Ordering of $\mathbb{R}[X]$ such that $0 < X < a$ for all positive numbers $a$

Question

If $\mathbb{R}[X]$ denotes the field of real valued rational functions, then according to Bochnak, Coste and Roy's Real Algebraic Geometry, the unique ordering for which $X > 0$ and $X < a$ for all $a > 0$ is given by, for $a_k \neq 0$ and $n \geq k$, $$P(X) = a_n X^n + \dots + a_k X^k > 0 \text{ if and only if } a_k > 0$$

and we say $P(X)/Q(X) > 0$ if and only if $P(X)Q(X) > 0$.

This defines a total order of the field of real valued rational functions.
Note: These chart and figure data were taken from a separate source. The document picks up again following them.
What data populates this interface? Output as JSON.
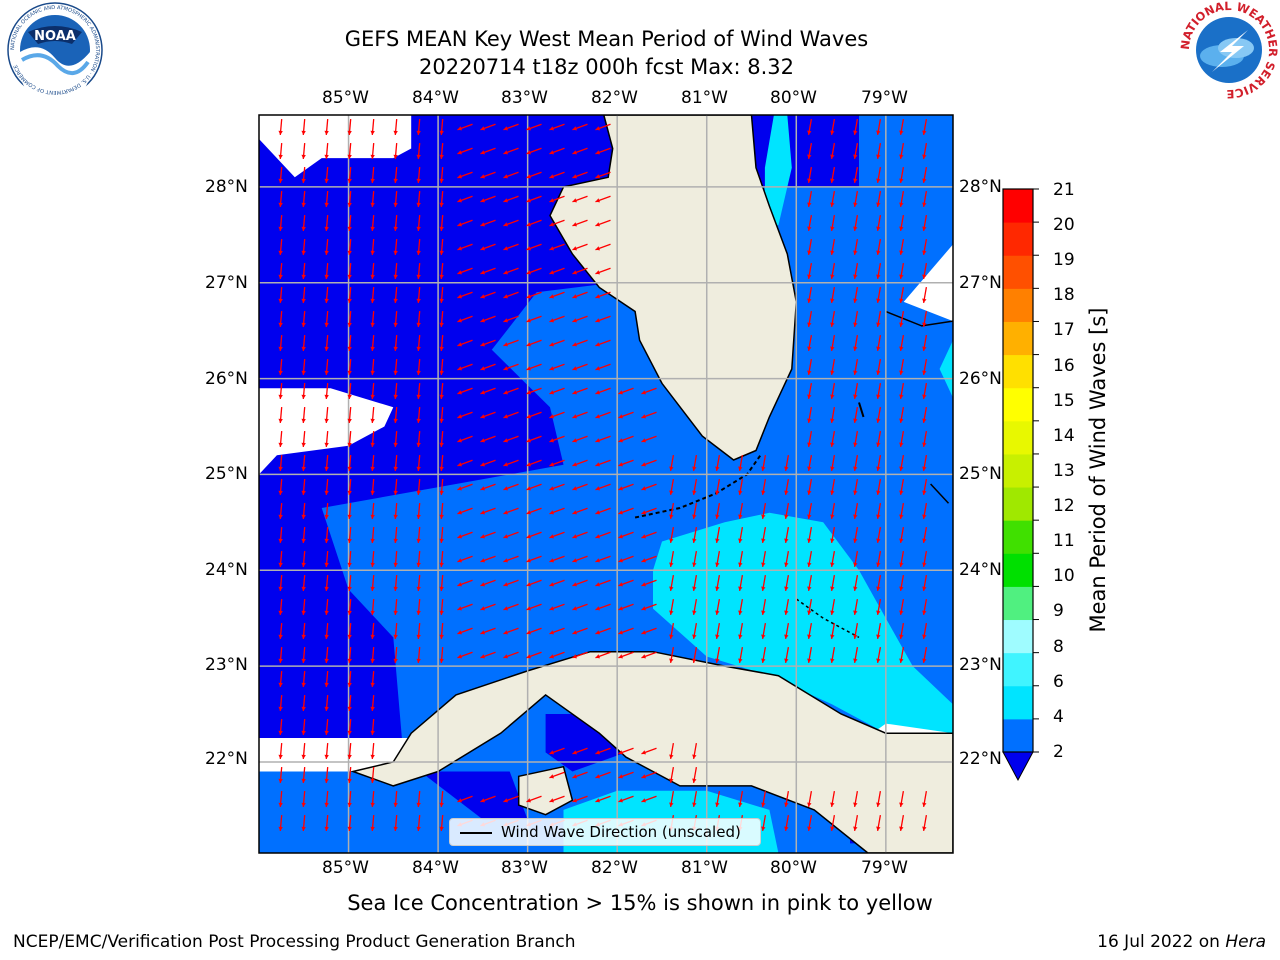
{
  "title": {
    "line1": "GEFS MEAN Key West Mean Period of Wind Waves",
    "line2": "20220714 t18z 000h fcst   Max: 8.32"
  },
  "map": {
    "lon_range": [
      -86.0,
      -78.25
    ],
    "lat_range": [
      21.05,
      28.75
    ],
    "lon_ticks": [
      "85°W",
      "84°W",
      "83°W",
      "82°W",
      "81°W",
      "80°W",
      "79°W"
    ],
    "lat_ticks": [
      "28°N",
      "27°N",
      "26°N",
      "25°N",
      "24°N",
      "23°N",
      "22°N"
    ],
    "land_color": "#efedde",
    "grid": true
  },
  "colorbar": {
    "label": "Mean Period of Wind Waves [s]",
    "ticks": [
      "21",
      "20",
      "19",
      "18",
      "17",
      "16",
      "15",
      "14",
      "13",
      "12",
      "11",
      "10",
      "9",
      "8",
      "6",
      "4",
      "2"
    ],
    "colors": [
      "#0070ff",
      "#00e4ff",
      "#40f4ff",
      "#9ffcff",
      "#50f080",
      "#00e000",
      "#40e000",
      "#a0e800",
      "#c8f000",
      "#e8f800",
      "#ffff00",
      "#ffe000",
      "#ffb000",
      "#ff8000",
      "#ff5000",
      "#ff2800",
      "#ff0000"
    ],
    "underflow_color": "#0000ee"
  },
  "legend": {
    "label": "Wind Wave Direction (unscaled)"
  },
  "logos": {
    "noaa": {
      "text": "NOAA",
      "ring": "NATIONAL OCEANIC AND ATMOSPHERIC ADMINISTRATION · U.S. DEPARTMENT OF COMMERCE"
    },
    "nws": {
      "ring": "NATIONAL WEATHER SERVICE"
    }
  },
  "notes": {
    "ice": "Sea Ice Concentration > 15% is shown in pink to yellow"
  },
  "footer": {
    "left": "NCEP/EMC/Verification Post Processing Product Generation Branch",
    "right_prefix": "16 Jul 2022 on ",
    "right_host": "Hera"
  }
}
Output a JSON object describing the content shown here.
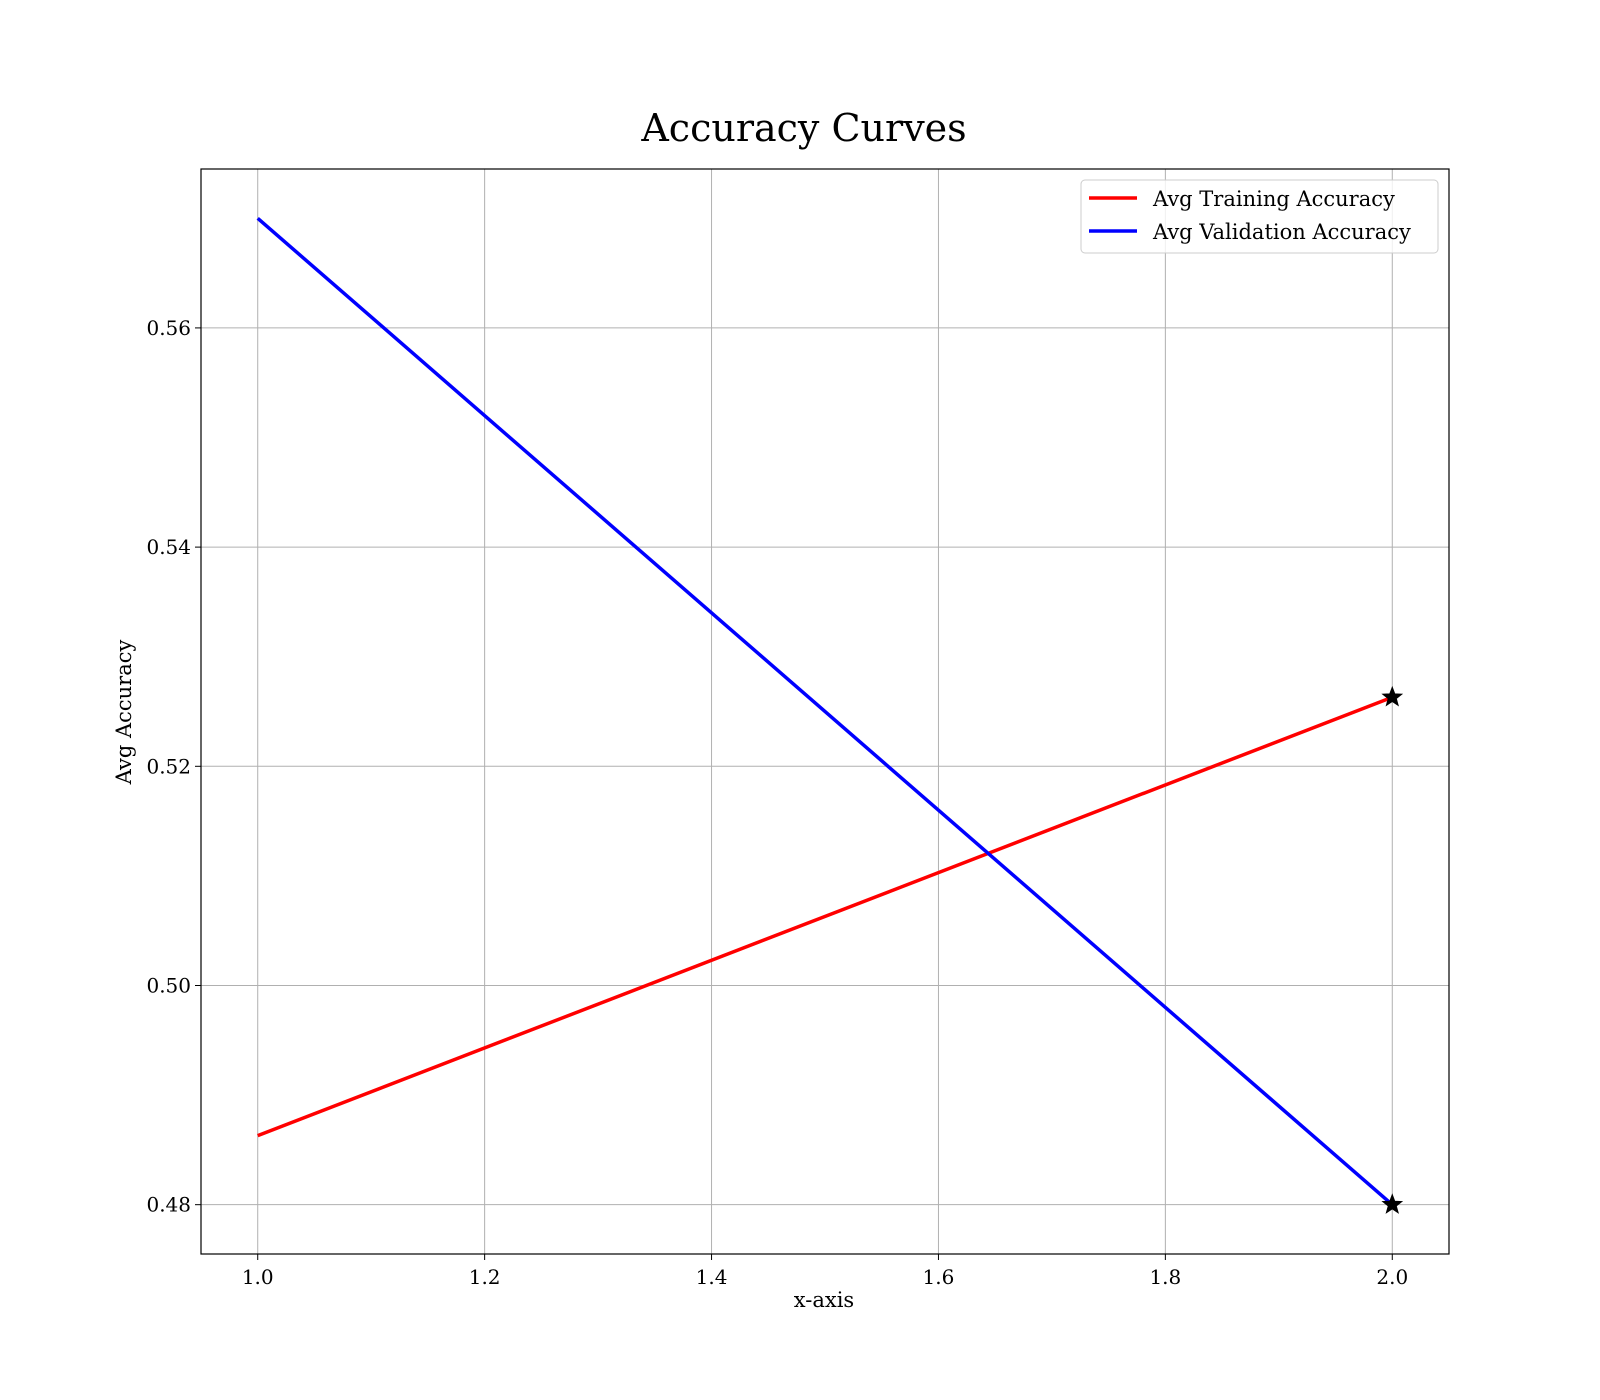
{
  "chart_data": {
    "type": "line",
    "title": "Accuracy Curves",
    "xlabel": "x-axis",
    "ylabel": "Avg Accuracy",
    "xlim": [
      0.95,
      2.05
    ],
    "ylim": [
      0.4755,
      0.5745
    ],
    "x_ticks": [
      "1.0",
      "1.2",
      "1.4",
      "1.6",
      "1.8",
      "2.0"
    ],
    "y_ticks": [
      "0.48",
      "0.50",
      "0.52",
      "0.54",
      "0.56"
    ],
    "grid": true,
    "legend_position": "top-right",
    "x": [
      1.0,
      2.0
    ],
    "series": [
      {
        "name": "Avg Training Accuracy",
        "color": "#ff0000",
        "values": [
          0.4863,
          0.5263
        ],
        "final_marker": "star"
      },
      {
        "name": "Avg Validation Accuracy",
        "color": "#0000ff",
        "values": [
          0.57,
          0.48
        ],
        "final_marker": "star"
      }
    ]
  }
}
What I am trying to prove is that this is necessarily the only one for which we have $X > 0$ and $X < a$ for all positive numbers $a$.

It is enough to show, as $X^k > 0$, that we must have $a_n X^n + \dots + a_1 X + a_0 > 0$ if $a_0 > 0$. I was able to show this for the $n=1$ case, but for $n > 1$, I am unable to do so.

Answer 1

Let $\alpha>0$ and $n\ge 1$. We have

• if $\beta\le 0$, then $\beta X^n \le 0 < \alpha$;
• if $\beta>0$, then $\beta X^n< \beta X^{n-1}<\dots< \beta X < \beta\left(\dfrac\alpha\beta\right) = \alpha$;

therefore $\alpha>\beta X^n$ $\forall \beta$.

In particular, if $a_0>0$, then $\dfrac{a_0}{n}>-a_k X^k~\forall k\ge 1$, so $a_0>-a_1X-a_2X^2-\dots-a_nX^n$ and $$a_nX^n+\dots+a_2X^2+a_1X+a_0>0$$ as we wanted.

The reverse implication is not true, as pointed out by a comment.